Pre-Trump–Xi summit: risk reallocation in the Indo-Pacific
Facts:
Trump's Asian tour sets the stage for his meeting with Xi Jinping. Following the technology pact with Japan, the White House defines its red lines. The Financial Times wonders whether ‘America First’ protectionism will push ASEAN towards China.
Implications:
If the US combines high tariffs with real investment, ASEAN will be able to balance risks. If not, the vacuum will be filled by Beijing. Europe, meanwhile, needs to move quickly: agreements with ASEAN and South Korea or it will lose relevance in the Indo-Pacific technology race.
Media rack (curated by headlines and focus)
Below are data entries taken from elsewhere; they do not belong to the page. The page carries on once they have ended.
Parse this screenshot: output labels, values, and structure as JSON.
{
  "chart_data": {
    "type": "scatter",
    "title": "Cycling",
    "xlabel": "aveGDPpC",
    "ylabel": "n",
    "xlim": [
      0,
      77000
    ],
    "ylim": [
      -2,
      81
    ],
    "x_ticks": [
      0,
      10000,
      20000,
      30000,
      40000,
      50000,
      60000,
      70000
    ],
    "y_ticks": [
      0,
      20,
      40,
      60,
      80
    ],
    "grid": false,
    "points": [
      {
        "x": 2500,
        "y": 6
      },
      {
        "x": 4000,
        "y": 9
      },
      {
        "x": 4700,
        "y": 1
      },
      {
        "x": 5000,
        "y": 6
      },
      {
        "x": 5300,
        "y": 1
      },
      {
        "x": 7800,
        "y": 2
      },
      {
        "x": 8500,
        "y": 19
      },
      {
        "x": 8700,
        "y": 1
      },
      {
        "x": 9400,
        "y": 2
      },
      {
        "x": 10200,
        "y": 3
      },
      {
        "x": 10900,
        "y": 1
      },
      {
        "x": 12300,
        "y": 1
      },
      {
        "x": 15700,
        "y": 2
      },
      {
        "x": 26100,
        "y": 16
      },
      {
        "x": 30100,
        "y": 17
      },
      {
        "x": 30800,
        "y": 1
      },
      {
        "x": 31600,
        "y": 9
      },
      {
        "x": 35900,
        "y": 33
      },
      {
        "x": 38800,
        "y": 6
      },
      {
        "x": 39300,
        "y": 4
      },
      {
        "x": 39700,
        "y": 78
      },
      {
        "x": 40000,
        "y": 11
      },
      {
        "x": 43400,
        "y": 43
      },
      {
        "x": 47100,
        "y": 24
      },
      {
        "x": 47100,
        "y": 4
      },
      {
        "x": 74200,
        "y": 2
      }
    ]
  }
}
Agencies & Global reference: Reuters (Burevestnik; tour of Japan; rare earths; Norway) · AP (Hurricane Melissa; Argentine midterms) · RFI (RSF/El-Fasher; elections in Ivory Coast)
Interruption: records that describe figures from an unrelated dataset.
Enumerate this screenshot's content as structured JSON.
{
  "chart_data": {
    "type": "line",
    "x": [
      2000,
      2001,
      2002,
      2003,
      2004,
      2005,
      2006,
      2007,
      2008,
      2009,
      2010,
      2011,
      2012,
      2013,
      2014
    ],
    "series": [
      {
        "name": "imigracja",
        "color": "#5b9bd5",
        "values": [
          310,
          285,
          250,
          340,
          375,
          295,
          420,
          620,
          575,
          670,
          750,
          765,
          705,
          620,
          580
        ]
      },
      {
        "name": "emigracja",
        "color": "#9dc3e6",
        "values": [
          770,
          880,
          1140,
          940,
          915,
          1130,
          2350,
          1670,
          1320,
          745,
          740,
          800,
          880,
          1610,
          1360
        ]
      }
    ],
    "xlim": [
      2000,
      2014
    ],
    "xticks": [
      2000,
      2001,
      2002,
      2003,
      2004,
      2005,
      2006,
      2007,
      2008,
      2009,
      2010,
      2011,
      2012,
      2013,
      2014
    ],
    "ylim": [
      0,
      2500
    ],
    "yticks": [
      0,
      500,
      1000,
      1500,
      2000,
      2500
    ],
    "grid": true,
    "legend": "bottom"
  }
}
Economic press: Financial Times (fragility of the rally; Indo-Pacific; US-Japan ‘golden age’)
European generalists: The Guardian (Biya and protests)
Video & live: Reuters Live (Trump's agenda in Tokyo; kidnapped by North Korea.
Global trends
- Technological remilitarisation (critical minerals, de-risking).
- African authoritarianism with an electoral veneer.
- Extreme weather as a geopolitical risk multiplier.
- Return of nuclear strategy to the hard agenda.
Analysis by media
- NYT – Focuses on the Burevestnik test as nuclear escalation and links Darfur to humanitarian crisis. Criticises Milei's ‘rescue’ and warns of stock market volatility.
- Washington Post – Interprets Milei's victory as a ‘Trumpian mandate’ and warns of economic interference. Sees the Russian missile as a direct challenge.
- The Times – Highlights the risk of global volatility due to Trumpian tariffs and defines the Russian test as a ‘Putinist provocation’.
- The Telegraph – Denounces ‘treason’ in the Argentine bailout and brands the RSF as ‘bloodthirsty’.
- The Guardian – Criticises austerity in Argentina and addresses the Russian missile as strategic intimidation.
- WSJ – Celebrates Milei's economic victory, but warns of financial volatility and US-China trade tensions.
Final editorial note
This week's global chessboard combines signs of simultaneous retreat and advance: the nuclear race is reactivated, African authoritarianism is consolidated, economic populism resurges and financial markets fluctuate wildly. The common constant is the fragility of the international order: each power seeks to shield itself while the climate, markets and geopolitics demand a cooperative vision that no one seems willing to assume.